Er is al lang een geschil in de Amerikaanse marine tussen vliegeniers (dienend op vliegdekschepen), submariners en matrozen (dienend op oppervlakteschepen). De reden voor een van hen is de beste manier om vijandelijke schepen te vernietigen. In de jaren negentig was er een soort overeenkomst tussen nucleaire onderzeeërs en vliegdekschepen van Amerikaanse vliegdekschepen, volgens welke Amerikaanse oorlogsschepen geen langeafstands-antischipraketten (over-the-horizon) meer nodig hadden. Zo stopten de Verenigde Staten eind jaren negentig met het bouwen van oorlogsschepen die Amerikaanse langeafstandsharpoen-antischeepsraketten konden afvuren en trokken ze zelfs de harpoenen terug die al op sommige schepen waren ingezet. Dit was grotendeels te wijten aan het feit dat er zoveel apparatuur op de nieuwe schepen was geïnstalleerd dat twee Harpoon-draagraketten (elk met vier raketten) eenvoudig konden worden gedemonteerd om gewichtsproblemen te voorkomen. Elk jaar, zoals de ontmantelde schepen in de Amerikaan vloot er zijn minder schepen over die een vijandelijk schip op grote afstand tot zinken kunnen brengen. Tegen het begin van de jaren 2030 zal er niets meer over zijn.

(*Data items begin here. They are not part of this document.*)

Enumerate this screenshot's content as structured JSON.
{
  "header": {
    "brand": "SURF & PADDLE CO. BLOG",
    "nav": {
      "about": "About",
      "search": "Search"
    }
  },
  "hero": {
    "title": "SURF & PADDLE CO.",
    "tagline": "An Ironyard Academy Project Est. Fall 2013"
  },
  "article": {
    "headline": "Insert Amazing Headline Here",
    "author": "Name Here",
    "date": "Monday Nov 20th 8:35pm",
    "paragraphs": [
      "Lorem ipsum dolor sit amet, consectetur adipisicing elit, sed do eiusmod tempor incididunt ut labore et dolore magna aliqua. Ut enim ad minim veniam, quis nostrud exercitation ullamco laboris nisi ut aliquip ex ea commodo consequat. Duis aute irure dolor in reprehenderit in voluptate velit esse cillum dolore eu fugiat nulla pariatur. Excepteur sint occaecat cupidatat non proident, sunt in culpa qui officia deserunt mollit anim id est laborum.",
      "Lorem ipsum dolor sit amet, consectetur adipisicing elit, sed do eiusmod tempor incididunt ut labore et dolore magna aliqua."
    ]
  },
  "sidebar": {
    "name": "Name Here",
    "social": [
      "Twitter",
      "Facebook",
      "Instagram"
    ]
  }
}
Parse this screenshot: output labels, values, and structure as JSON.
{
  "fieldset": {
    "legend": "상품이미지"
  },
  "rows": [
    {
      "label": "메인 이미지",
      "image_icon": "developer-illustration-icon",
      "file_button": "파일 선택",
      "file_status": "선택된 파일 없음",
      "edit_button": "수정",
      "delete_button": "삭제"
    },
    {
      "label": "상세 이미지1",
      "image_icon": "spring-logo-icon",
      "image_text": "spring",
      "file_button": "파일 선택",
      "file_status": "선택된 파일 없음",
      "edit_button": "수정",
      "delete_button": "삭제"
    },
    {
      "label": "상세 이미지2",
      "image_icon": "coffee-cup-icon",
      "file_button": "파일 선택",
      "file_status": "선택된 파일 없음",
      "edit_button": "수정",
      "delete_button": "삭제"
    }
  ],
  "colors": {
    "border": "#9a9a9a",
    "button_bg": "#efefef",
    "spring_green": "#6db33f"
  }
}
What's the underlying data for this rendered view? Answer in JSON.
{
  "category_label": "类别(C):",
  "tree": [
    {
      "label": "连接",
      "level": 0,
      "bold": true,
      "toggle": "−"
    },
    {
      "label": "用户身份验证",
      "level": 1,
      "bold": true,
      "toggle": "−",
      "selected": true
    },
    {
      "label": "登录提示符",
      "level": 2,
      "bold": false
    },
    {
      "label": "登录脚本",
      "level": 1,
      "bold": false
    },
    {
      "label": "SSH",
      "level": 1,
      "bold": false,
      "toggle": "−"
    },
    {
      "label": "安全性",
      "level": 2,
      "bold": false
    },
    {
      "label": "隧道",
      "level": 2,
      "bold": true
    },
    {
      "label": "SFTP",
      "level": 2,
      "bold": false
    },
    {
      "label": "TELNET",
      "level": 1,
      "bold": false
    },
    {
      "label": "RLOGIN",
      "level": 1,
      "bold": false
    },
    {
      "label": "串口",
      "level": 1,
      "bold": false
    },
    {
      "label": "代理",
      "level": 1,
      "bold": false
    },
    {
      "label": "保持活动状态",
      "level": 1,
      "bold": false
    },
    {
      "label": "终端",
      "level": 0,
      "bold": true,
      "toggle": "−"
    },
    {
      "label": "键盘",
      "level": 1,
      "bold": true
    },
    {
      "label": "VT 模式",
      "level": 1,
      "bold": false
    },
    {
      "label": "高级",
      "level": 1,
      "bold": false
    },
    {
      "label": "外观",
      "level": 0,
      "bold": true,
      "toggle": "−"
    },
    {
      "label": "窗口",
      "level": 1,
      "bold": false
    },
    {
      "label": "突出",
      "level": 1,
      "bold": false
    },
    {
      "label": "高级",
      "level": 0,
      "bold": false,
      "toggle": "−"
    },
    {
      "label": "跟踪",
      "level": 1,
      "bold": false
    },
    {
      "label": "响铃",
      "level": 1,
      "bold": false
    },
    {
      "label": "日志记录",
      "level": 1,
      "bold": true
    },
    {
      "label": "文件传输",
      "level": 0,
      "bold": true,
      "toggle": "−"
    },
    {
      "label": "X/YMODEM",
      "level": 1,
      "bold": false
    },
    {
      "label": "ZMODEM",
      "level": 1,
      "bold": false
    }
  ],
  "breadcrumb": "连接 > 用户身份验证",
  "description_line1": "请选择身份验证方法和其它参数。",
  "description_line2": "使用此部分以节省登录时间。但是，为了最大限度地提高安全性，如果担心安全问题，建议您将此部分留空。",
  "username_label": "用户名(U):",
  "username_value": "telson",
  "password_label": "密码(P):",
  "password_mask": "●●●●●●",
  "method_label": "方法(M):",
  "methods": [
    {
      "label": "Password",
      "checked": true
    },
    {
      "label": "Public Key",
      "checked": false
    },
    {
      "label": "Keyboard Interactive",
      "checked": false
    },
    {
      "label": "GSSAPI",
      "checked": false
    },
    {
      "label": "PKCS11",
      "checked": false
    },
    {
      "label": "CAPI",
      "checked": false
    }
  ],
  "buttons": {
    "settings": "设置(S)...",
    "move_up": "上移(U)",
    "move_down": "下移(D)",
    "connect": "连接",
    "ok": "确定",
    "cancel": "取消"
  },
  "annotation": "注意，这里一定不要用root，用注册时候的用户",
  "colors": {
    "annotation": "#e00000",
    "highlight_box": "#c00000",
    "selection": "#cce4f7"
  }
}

Tegelijkertijd gebruiken steeds meer Chinese, Noord-Koreaanse, Russische en Iraanse oorlogsschepen langeafstandsraketten. Steeds meer Amerikaanse marineschipofficieren willen een ingekapselde versie van de Harpoon-raket, gelanceerd vanaf een verticale draagraket, verenigd voor alle raketten op Amerikaanse oorlogsschepen. Degene die al bestaat en succesvol is geëxporteerd.
Op dit moment beschouwen de marine-autoriteiten deze situatie echter niet als een probleem en merken ze op dat ze werken aan de creatie van een nieuwe langeafstands-anti-scheepsraket voor oppervlakteschepen, die over 10-15 jaar klaar zou moeten zijn. Ondertussen zijn de schepen bewapend met enkele luchtafweerraketten die vijandige schepen kunnen raken, maar alleen die die met radar kunnen worden gedetecteerd (tot ongeveer 28 kilometer). Dit is voldoende voor kustoperaties en bij een grote oorlogsdreiging (met bijvoorbeeld China) kunnen sommige Amerikaanse schepen binnen enkele maanden worden uitgerust met ingekapselde harpoenen.
De Harpoon anti-scheepsraket weegt 546 kg (inclusief kernkoppen 222 kg) en heeft een lanceerbereik van 220 kilometer. Ze vliegt op lage hoogte naar haar doel met een snelheid van ongeveer 860 kilometer per uur. Het GPS-geleidingssysteem leidt de raket naar het doel, en dan identificeert de radar het doel en de raket raakt het. "Harpoon" heeft de afgelopen twee decennia een succesvolle gevechtservaring gehad. Het kan worden gelanceerd vanaf oppervlakteschepen, vliegtuigen, onderzeeërs en lanceerinrichtingen op het land.